You would not dream of forcing someone with cancer to use the value of their property to pay for drugs costing tens of thousands of pounds. It would be seen as grossly unfair and borderline immoral to make people going through a desperately difficult illness suffer further. Imagine the front pages, the public outcry. But apparently having dementia is somehow different. It is the responsibility of the person who gets this cruel, hideously terrible disease to pay for often poor-quality care to help them get dressed and use the toilet. Dementia is the leading cause of death in England and Wales. This makes it a health issue. The number of people with dementia is predicted to rise to one million by 2025, meaning more and more Britons will have their lives destroyed by an indiscriminate illness that removes their dignity, personality and life bit by bit until only a husk remains.

This is to say nothing of the 40,000 people under 65 who have early-onset dementia, who could expect to live, so to speak, with the disease for 10 years or more, paying for residential care costing as much as £50,000 a year. The message from the government is loud and clear: this is your fault and you are going to pay for it. No sane person would argue that social care is not in crisis and people who can pay should contribute, as they do already. My family has spent thousands of pounds on care in the home, my dad has all but given up his life to look after my mum, and I spend much of mine doing the same. We have saved the government hundreds of thousands of pounds already. But if it is going to take the same over again from us in the end regardless, where is the incentive to carry on doing the right thing? Families may just decide to dump relatives in substandard care homes, worsening the existing shortage of places, which will do nothing to resolve the social care crisis. This proposal will make people with dementia feel like even more of a burden. As for the "hard-working" taxpayers crying out that they should not have to fund care, I don't get to decide which aspects of the NHS my taxes pay for and whether they are worthy or not.

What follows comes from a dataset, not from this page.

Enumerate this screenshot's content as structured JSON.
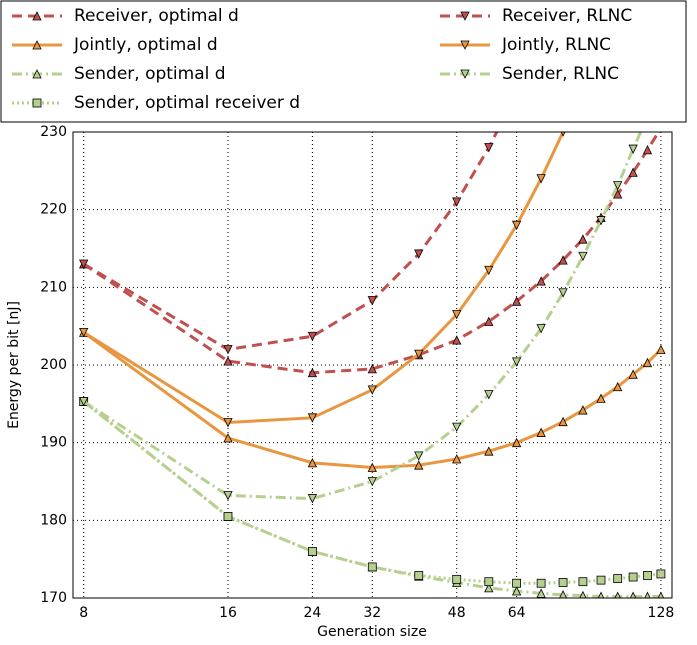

There are other solutions that appear to be more just, which share the risk out among the population, one of the principles on which the health service was founded. One is asking pensioners who can to make national insurance contributions, the other increasing inheritance tax. The Conservative manifesto hypocritically suggests the dementia tax is a means of redressing the wealth imbalance in society, but this sits awkwardly with an inheritance tax cut that allows houses worth up to £1million to be passed on without paying a penny. May's Britain is a country where the lucky prosper and the unlucky, ill and vulnerable suffer. Make sure you are on the right side.